FOOD POISONING: MEANING, CAUSES AND PREVENTION

FOOD POISONING (FOODBORNE ILLNESS) 

It is the illness that occures when you take in food or drink that is contaminated with parasites, viruses, harmful chemicals, bacteria and/or their toxins. 
When you take in these contaminated foods, your intestine becomes infected and irritated producing the discomfort you may feel. The exposed garden eggs, vegetables, cucumber, pineapple you buy can easily get contaminated, requiring proper washing before eating because you don't cook them. 

CONTAMINATION OF FOOD CAN OCCUR DURING:
Production
Growing
Harvesting
Processing
Storage
Shipping
Preparation and eating

SYMPTOMS:
Symptoms can start within hours or days after you have eaten the food. The symptoms can resolve on its own but sometimes you may need medical attention. 
Some of the symptoms are:
Diarrhea which may be bloody
Nausea
Vomiting
Abdominal cramps 
Fever
Headache 
Muscle pain 
Joint pain 
Painful and urgent need to pass little or no stool (Tenesmus) 

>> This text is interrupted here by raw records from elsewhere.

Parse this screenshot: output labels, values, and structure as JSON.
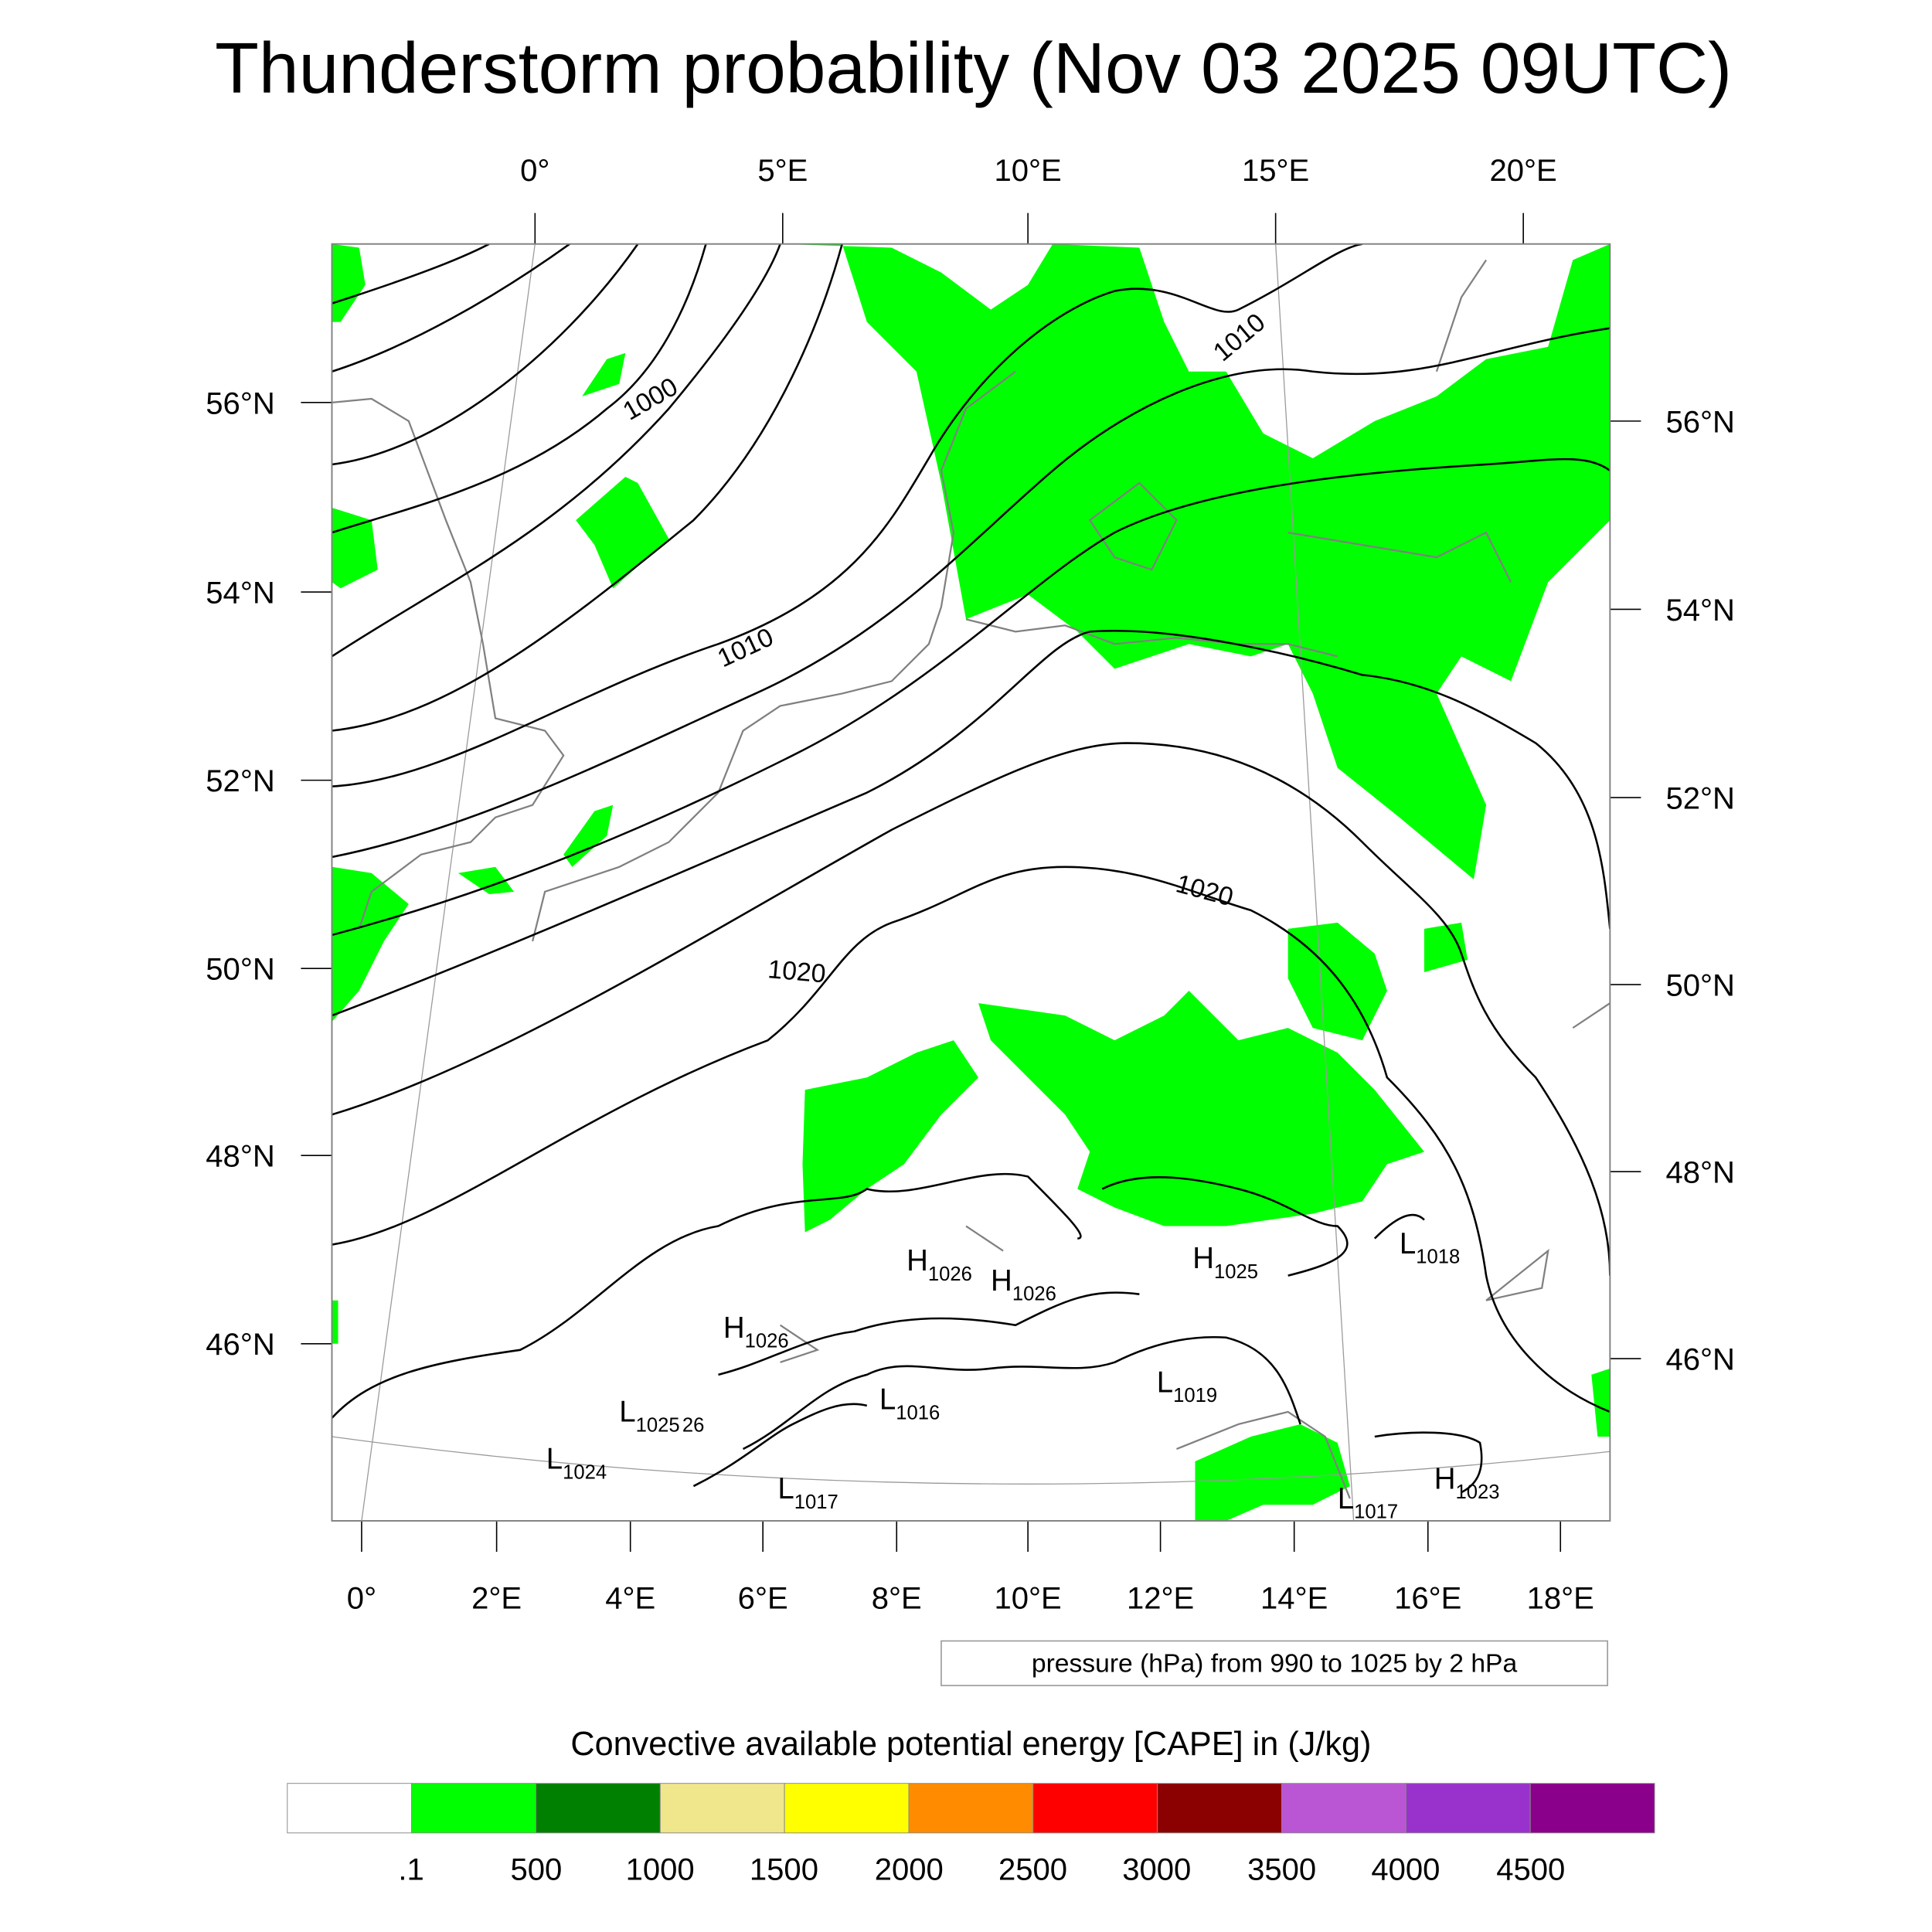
{
  "title": "Thunderstorm probability (Nov 03 2025 09UTC)",
  "top_lon_labels": [
    "0°",
    "5°E",
    "10°E",
    "15°E",
    "20°E"
  ],
  "bottom_lon_labels": [
    "0°",
    "2°E",
    "4°E",
    "6°E",
    "8°E",
    "10°E",
    "12°E",
    "14°E",
    "16°E",
    "18°E"
  ],
  "left_lat_labels": [
    "56°N",
    "54°N",
    "52°N",
    "50°N",
    "48°N",
    "46°N"
  ],
  "right_lat_labels": [
    "56°N",
    "54°N",
    "52°N",
    "50°N",
    "48°N",
    "46°N"
  ],
  "contour_labels": [
    "1000",
    "1010",
    "1010",
    "1020",
    "1020"
  ],
  "pressure_centers": [
    {
      "type": "H",
      "value": "1026"
    },
    {
      "type": "H",
      "value": "1026"
    },
    {
      "type": "H",
      "value": "1026"
    },
    {
      "type": "H",
      "value": "1025"
    },
    {
      "type": "L",
      "value": "1018"
    },
    {
      "type": "L",
      "value": "1025"
    },
    {
      "type": "L",
      "value": "1016"
    },
    {
      "type": "L",
      "value": "1019"
    },
    {
      "type": "L",
      "value": "1024"
    },
    {
      "type": "L",
      "value": "1017"
    },
    {
      "type": "L",
      "value": "1017"
    },
    {
      "type": "H",
      "value": "1023"
    }
  ],
  "pressure_fragment": "26",
  "contour_info": "pressure (hPa) from 990 to 1025 by 2 hPa",
  "colorbar": {
    "title": "Convective available potential energy [CAPE] in (J/kg)",
    "colors": [
      "#ffffff",
      "#00ff00",
      "#008000",
      "#f0e68c",
      "#ffff00",
      "#ff8c00",
      "#ff0000",
      "#8b0000",
      "#ba55d3",
      "#9932cc",
      "#8b008b"
    ],
    "labels": [
      ".1",
      "500",
      "1000",
      "1500",
      "2000",
      "2500",
      "3000",
      "3500",
      "4000",
      "4500"
    ]
  }
}
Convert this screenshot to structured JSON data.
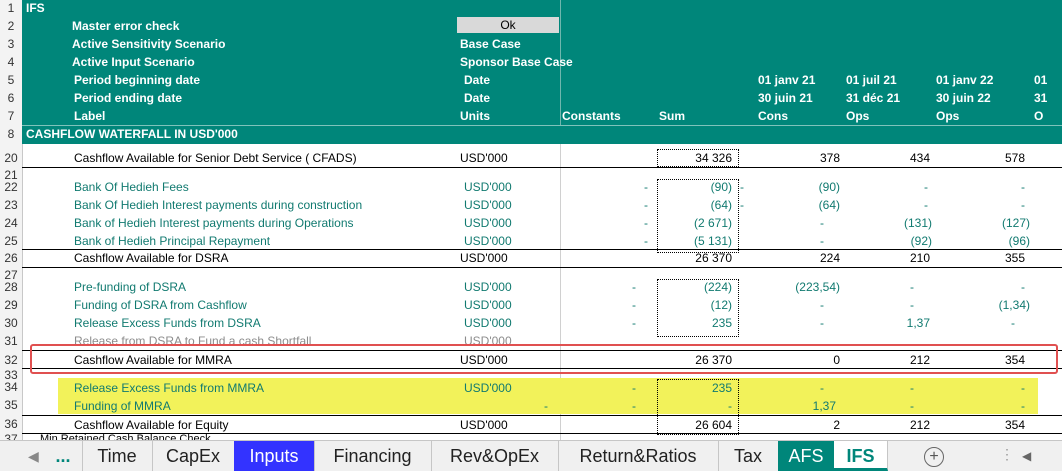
{
  "sheet_title": "IFS",
  "ok_value": "Ok",
  "header_rows": [
    {
      "label": "Master error check",
      "units": ""
    },
    {
      "label": "Active Sensitivity Scenario",
      "units": "Base Case"
    },
    {
      "label": "Active Input Scenario",
      "units": "Sponsor Base Case"
    },
    {
      "label": "Period beginning date",
      "units": "Date"
    },
    {
      "label": "Period ending date",
      "units": "Date"
    },
    {
      "label": "Label",
      "units": "Units"
    }
  ],
  "col_headers": {
    "constants": "Constants",
    "sum": "Sum"
  },
  "periods": [
    {
      "begin": "01 janv 21",
      "end": "30 juin 21",
      "type": "Cons"
    },
    {
      "begin": "01 juil 21",
      "end": "31 déc 21",
      "type": "Ops"
    },
    {
      "begin": "01 janv 22",
      "end": "30 juin 22",
      "type": "Ops"
    },
    {
      "begin": "01",
      "end": "31",
      "type": "O"
    }
  ],
  "section_title": "CASHFLOW WATERFALL IN USD'000",
  "row_numbers": [
    "1",
    "2",
    "3",
    "4",
    "5",
    "6",
    "7",
    "8",
    "20",
    "21",
    "22",
    "23",
    "24",
    "25",
    "26",
    "27",
    "28",
    "29",
    "30",
    "31",
    "32",
    "33",
    "34",
    "35",
    "36",
    "37"
  ],
  "rows": [
    {
      "num": "20",
      "label": "Cashflow Available for Senior Debt Service ( CFADS)",
      "units": "USD'000",
      "constants": "",
      "sum": "34 326",
      "p1": "378",
      "p2": "434",
      "p3": "578",
      "style": "black"
    },
    {
      "num": "22",
      "label": "Bank Of Hedieh  Fees",
      "units": "USD'000",
      "constants": "-",
      "sum": "(90)",
      "p1": "(90)",
      "p2": "-",
      "p3": "-",
      "style": "teal"
    },
    {
      "num": "23",
      "label": "Bank Of Hedieh  Interest payments during construction",
      "units": "USD'000",
      "constants": "-",
      "sum": "(64)",
      "p1": "(64)",
      "p2": "-",
      "p3": "-",
      "style": "teal"
    },
    {
      "num": "24",
      "label": "Bank of Hedieh  Interest payments during Operations",
      "units": "USD'000",
      "constants": "-",
      "sum": "(2 671)",
      "p1": "-",
      "p2": "(131)",
      "p3": "(127)",
      "style": "teal"
    },
    {
      "num": "25",
      "label": "Bank of Hedieh  Principal Repayment",
      "units": "USD'000",
      "constants": "-",
      "sum": "(5 131)",
      "p1": "-",
      "p2": "(92)",
      "p3": "(96)",
      "style": "teal"
    },
    {
      "num": "26",
      "label": "Cashflow Available for DSRA",
      "units": "USD'000",
      "constants": "",
      "sum": "26 370",
      "p1": "224",
      "p2": "210",
      "p3": "355",
      "style": "black"
    },
    {
      "num": "28",
      "label": "Pre-funding of DSRA",
      "units": "USD'000",
      "constants": "-",
      "sum": "(224)",
      "p1": "(223,54)",
      "p2": "-",
      "p3": "-",
      "style": "teal"
    },
    {
      "num": "29",
      "label": "Funding of DSRA from Cashflow",
      "units": "USD'000",
      "constants": "-",
      "sum": "(12)",
      "p1": "-",
      "p2": "-",
      "p3": "(1,34)",
      "style": "teal"
    },
    {
      "num": "30",
      "label": "Release Excess Funds from DSRA",
      "units": "USD'000",
      "constants": "-",
      "sum": "235",
      "p1": "-",
      "p2": "1,37",
      "p3": "-",
      "style": "teal"
    },
    {
      "num": "31",
      "label": "Release from DSRA to Fund a cash Shortfall",
      "units": "USD'000",
      "constants": "",
      "sum": "",
      "p1": "",
      "p2": "",
      "p3": "",
      "style": "gray"
    },
    {
      "num": "32",
      "label": "Cashflow Available for MMRA",
      "units": "USD'000",
      "constants": "",
      "sum": "26 370",
      "p1": "0",
      "p2": "212",
      "p3": "354",
      "style": "black"
    },
    {
      "num": "34",
      "label": "Release Excess Funds from MMRA",
      "units": "USD'000",
      "constants": "-",
      "sum": "235",
      "p1": "-",
      "p2": "-",
      "p3": "-",
      "style": "teal"
    },
    {
      "num": "35",
      "label": "Funding of MMRA",
      "units": "",
      "constants": "-",
      "sum": "-",
      "p1": "1,37",
      "p2": "-",
      "p3": "-",
      "style": "teal",
      "extra": "-"
    },
    {
      "num": "36",
      "label": "Cashflow Available for Equity",
      "units": "USD'000",
      "constants": "",
      "sum": "26 604",
      "p1": "2",
      "p2": "212",
      "p3": "354",
      "style": "black"
    },
    {
      "num": "37",
      "label": "Min Retained Cash Balance Check",
      "units": "",
      "constants": "",
      "sum": "",
      "p1": "",
      "p2": "",
      "p3": "",
      "style": "black"
    }
  ],
  "tabs": [
    {
      "label": "...",
      "style": "nav"
    },
    {
      "label": "Time",
      "style": "normal"
    },
    {
      "label": "CapEx",
      "style": "normal"
    },
    {
      "label": "Inputs",
      "style": "blue"
    },
    {
      "label": "Financing",
      "style": "normal"
    },
    {
      "label": "Rev&OpEx",
      "style": "normal"
    },
    {
      "label": "Return&Ratios",
      "style": "normal"
    },
    {
      "label": "Tax",
      "style": "normal"
    },
    {
      "label": "AFS",
      "style": "teal"
    },
    {
      "label": "IFS",
      "style": "active"
    }
  ],
  "add_sheet_symbol": "+",
  "colors": {
    "header_teal": "#00867a",
    "highlight_yellow": "#f2f25a",
    "inputs_tab_blue": "#3333ff",
    "callout_red": "#e05050"
  }
}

These symptoms may depend on the organism that contaminated the food. Contamination with the organism Clostridium botulinum can make you have a double vision (diplopia) 

COMMON ORGANISMS THAT CONTAMINATE OUR FOODS ARE:
Escherichia coli (E.coli) 
Staphylococcus aureus 
Salmonella - Housefly can transmit this. 
Norovirus
Hepatitis A virus 
Campylobacter 
There are many other organisms but these are few of the common ones. 

PREVENTION:
PROPER HYGIENE:Hand washing, cleaning utensils and food surfaces properly, cover the food from vectors like house flies. 
PREPARATION:Adequate washing and cooking of the food. Cook to safe temperature
STORAGE:Store in a clean place. Refrigerate adequately, freezing is essential as it limits bacteria growth. 
Dispose the food when you are in doubt.